I used "tedious" to express that the task requires a lot of manual work, I didn't mean a subjective aspect. Maybe there is a better word to express this? (I'm not a native English speaker.) —
As for "more sophisticated invariants ...", I wanted to warn about too optimistic expectations. As far as I know, due to undecidibility issues it is even impossible to find all invariants expressible with +, *, ==, program variables, and constants. Of course, this doesn't exclude that some of them can be found. What about saying that the current state of the art doesn't allow for automatic detection of "more sophisticated" invariants, that research is going on to improve this, but that even for very simple classes of expressions not all of them can be detected due to undecidibility issues? Would that be ok for you? - Jochen Burghardt (talk) 11:29, 24 August 2018 (UTC)[reply]
Yes definitely know what you mean here and agree with the intention, I think the wording just needs to be a touch more careful to avoid making claims that aren't supported by the underlying reasoning. Another way of expressing might be "which is one of the reasons this is generally impractical for most programming tasks" (I think you'll have to refer to "practice", or "impractical", to refer to the idea that using invariants in a day-to-day sense is hard). No doubt that proving invariants isn't very useful in many practical scenarios. Undecidability says that there are classes of invariants that are true that we can't prove but it could be that all or many useful strong invariants can be proven and we just haven't found the right program to do it yet. Do my assertions seem true to you?Maneesh (talk) 16:40, 25 August 2018 (UTC)[reply]

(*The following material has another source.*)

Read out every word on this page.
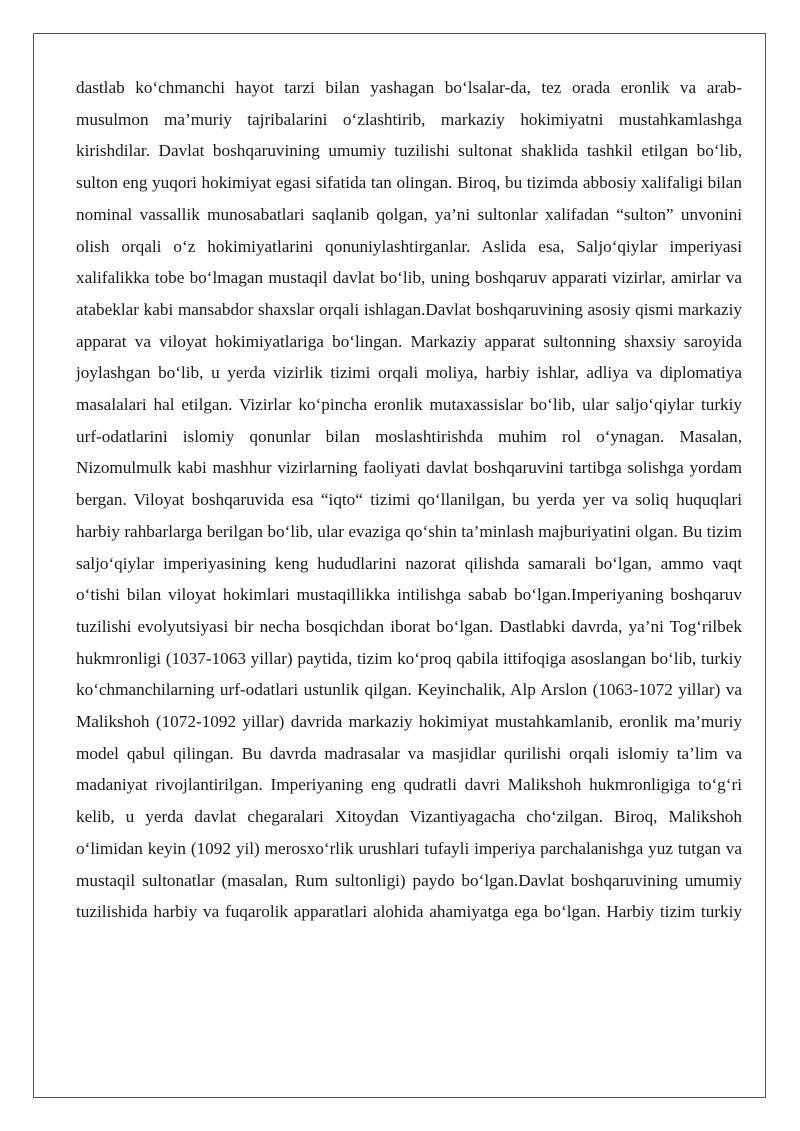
dastlab ko‘chmanchi hayot tarzi bilan yashagan bo‘lsalar-da, tez orada eronlik va arab-musulmon ma’muriy tajribalarini o‘zlashtirib, markaziy hokimiyatni mustahkamlashga kirishdilar. Davlat boshqaruvining umumiy tuzilishi sultonat shaklida tashkil etilgan bo‘lib, sulton eng yuqori hokimiyat egasi sifatida tan olingan. Biroq, bu tizimda abbosiy xalifaligi bilan nominal vassallik munosabatlari saqlanib qolgan, ya’ni sultonlar xalifadan “sulton” unvonini olish orqali o‘z hokimiyatlarini qonuniylashtirganlar. Aslida esa, Saljo‘qiylar imperiyasi xalifalikka tobe bo‘lmagan mustaqil davlat bo‘lib, uning boshqaruv apparati vizirlar, amirlar va atabeklar kabi mansabdor shaxslar orqali ishlagan.Davlat boshqaruvining asosiy qismi markaziy apparat va viloyat hokimiyatlariga bo‘lingan. Markaziy apparat sultonning shaxsiy saroyida joylashgan bo‘lib, u yerda vizirlik tizimi orqali moliya, harbiy ishlar, adliya va diplomatiya masalalari hal etilgan. Vizirlar ko‘pincha eronlik mutaxassislar bo‘lib, ular saljo‘qiylar turkiy urf-odatlarini islomiy qonunlar bilan moslashtirishda muhim rol o‘ynagan. Masalan, Nizomulmulk kabi mashhur vizirlarning faoliyati davlat boshqaruvini tartibga solishga yordam bergan. Viloyat boshqaruvida esa “iqto“ tizimi qo‘llanilgan, bu yerda yer va soliq huquqlari harbiy rahbarlarga berilgan bo‘lib, ular evaziga qo‘shin ta’minlash majburiyatini olgan. Bu tizim saljo‘qiylar imperiyasining keng hududlarini nazorat qilishda samarali bo‘lgan, ammo vaqt o‘tishi bilan viloyat hokimlari mustaqillikka intilishga sabab bo‘lgan.Imperiyaning boshqaruv tuzilishi evolyutsiyasi bir necha bosqichdan iborat bo‘lgan. Dastlabki davrda, ya’ni Tog‘rilbek hukmronligi (1037-1063 yillar) paytida, tizim ko‘proq qabila ittifoqiga asoslangan bo‘lib, turkiy ko‘chmanchilarning urf-odatlari ustunlik qilgan. Keyinchalik, Alp Arslon (1063-1072 yillar) va Malikshoh (1072-1092 yillar) davrida markaziy hokimiyat mustahkamlanib, eronlik ma’muriy model qabul qilingan. Bu davrda madrasalar va masjidlar qurilishi orqali islomiy ta’lim va madaniyat rivojlantirilgan. Imperiyaning eng qudratli davri Malikshoh hukmronligiga to‘g‘ri kelib, u yerda davlat chegaralari Xitoydan Vizantiyagacha cho‘zilgan. Biroq, Malikshoh o‘limidan keyin (1092 yil) merosxo‘rlik urushlari tufayli imperiya parchalanishga yuz tutgan va mustaqil sultonatlar (masalan, Rum sultonligi) paydo bo‘lgan.Davlat boshqaruvining umumiy tuzilishida harbiy va fuqarolik apparatlari alohida ahamiyatga ega bo‘lgan. Harbiy tizim turkiy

I changed the wording in the article to your suggestion (except that I used "program" instead of "programming task", since only the former can have invariants). - I think the task of proving invariants should be distinguished from that of detecting them. In the former task, both the source code and the formulas are given, in the latter task, only the source code is given. Abstract interpretation can perform that latter task, but can detect only formulas from some simple classes. As a side remark, undicidability means that we know that we can never prove all formulas from some class, so we can't hope to find the right program for that in the future. However I believe (and guess you agree) that we can hope to obtain tools that are at least as good as trained humans in invariant detection and proving. - Jochen Burghardt (talk) 17:46, 25 August 2018 (UTC)[reply]
Perhaps it is worth differentiating between "generating sound invariants" vs. "generating likely invariants", and important distinction in the state of the art (e.g. Daikon generates likely invariants based on execution while other tools may generate sound invariants but they may not be relevant to execution). Yes agree, there is nothing in principle that makes it impossible to one day make tools that generate likely and/or sound (i.e., proven) invariants that are comparable to (or much much better) what a clever human could come up with.Maneesh (talk) 23:36, 25 August 2018 (UTC)[reply]